BOURGEOIS, PÉDANT ET PRÉTENTIEUX, on ne pouvait pas résumer plus simplement. Mais lui IGY quand il écrit ça, se croit TRÈS intéressant. Il a pour lui-même une pleine admiration ! Et tout le monde l’encourage. FB, hypocrite de première pour son forum, préfère juste reprendre en des termes bien plus juste la pensée égocentrique de son grand ami IGY. En lisant ça de IGY on voit très bien que l’initiative de FB de faire un forum tendance anarchiste tombe mollement à plat.

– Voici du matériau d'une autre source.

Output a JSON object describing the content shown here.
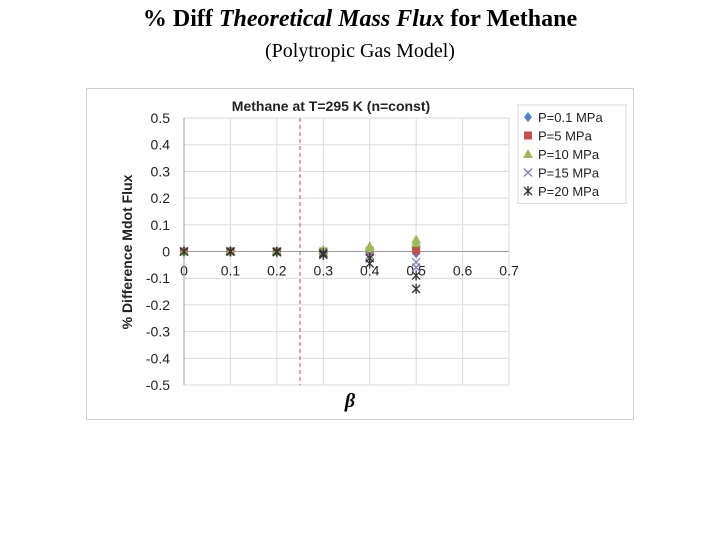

Nos avons à la place un « esprit bourgeois prétentieux-parisien chic et branché ». De quoi faire frémir un @benoit qui une fois encore nous sort le ouin ouin TROLL ouin ouin TROLL ! Pour autant, je finis par me demander si ce Benoît existe vraiment ou si c’est encore une espièglerie du maître. Maître qui lui, ne prend aucun risque de confrontation avec les soi-disants troll de droite, sinon un petit slogan par-ci par-là, comme quoi la posture forum ouvert à tous n’est bien qu’une posture et rien de plus. Quant à moi, seuls les droitiers me répondent. A croire que ce sont les seuls qui envisagent la dynamique d’un forum autrement que ce que laisse présager l’extrait cité D’IGY Le Narcisse. Quant à François Bégaudeau qui va tjs excellemment bien et qui dit, je le cite : avoir la trique tous les matins, fin de citation, je pense moi, que s’il a la trique le matin, c’est en réfléchissant son image dans le miroir, et quand il parle aux crapules, va savoir s’il n’a pas la même trique pour les mêmes raisons.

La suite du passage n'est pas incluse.